Oni’s pecan dashi ramen offers a full-bodied vegetarian broth using local ingredients. Photograph courtesy of Oni.
I AM SAD TO SAY THAT MY CULINARY SKILLS have not improved one teaspoon over the past year. I can claim no sourdough starters, cache of cookbooks, well-stocked bar cart, or even a shiny new air fryer. The closest I got to new kitchen adventures was indulging in episodes (seasons, actually) of The Great British Baking Show, Chef’s Table, and MeatEater on Netflix.
While not a bad home cook, I’m much more adept at eating. And with an entirely new culinary landscape to explore in New Mexico, my wife and I ordered a lot of carryout—sauté pizza from Taos Pizza Out Back, shepherd’s pie from Harry’s Roadhouse, in Santa Fe, ramen from Oni, in Albuquerque, and so many green chile cheeseburgers, smothered burritos, and tacos that Guy Fieri would be jealous.
In an endless stream of #whateverdays, we found excitement in unwrapping some new dish, and comfort in knowing there wouldn’t be a pile of dishes waiting in the sink. Like most people, we missed eating at actual restaurants or grabbing a beer with friends. But throughout the pandemic our family has been extremely lucky, so it also felt good to support local businesses and our neighbors when we could.
For a while, Fridays meant celebrating another week by eating through the menu at Santa Fe’s La Choza. We enjoyed the tamales, enchiladas, and chiles rellenos (and don’t skip the queso with red chile beef), but I was most impressed by the efficiency and care of the curbside delivery. Each car was greeted at a valet stand, given a numbered parking spot, and quickly met by a server.
Despite the to-go containers, masks, and social distancing, there was something homey about it all, like stepping through your grandmother’s front door. It’s the same kind of hospitality, resilience, and creativity you’ll find throughout this month’s “How We’re Eating Now” cover story.

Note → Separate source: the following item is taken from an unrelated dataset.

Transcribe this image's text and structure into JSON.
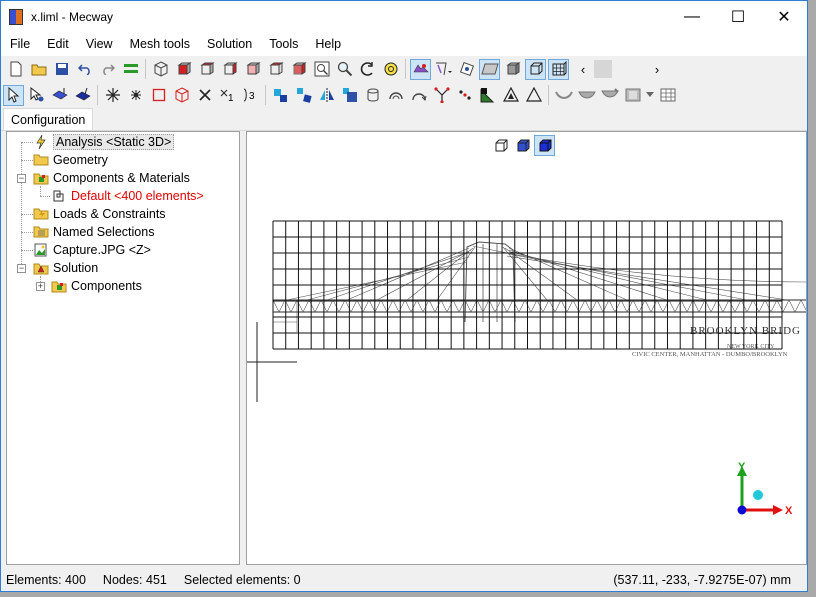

With so much upended about our lives in the past year, it seems natural we would turn to our kitchens, gardens, and takeout for connection, community, and green chile stew for our weary souls.
As Indian Pueblo Kitchen chef Ray Naranjo says, “Food is the first being that you’re introduced to in a culture.” It’s also how we tried to make sense of the chaos and how we move forward. My kitchen wish is that we carry the lessons we’ve learned with us.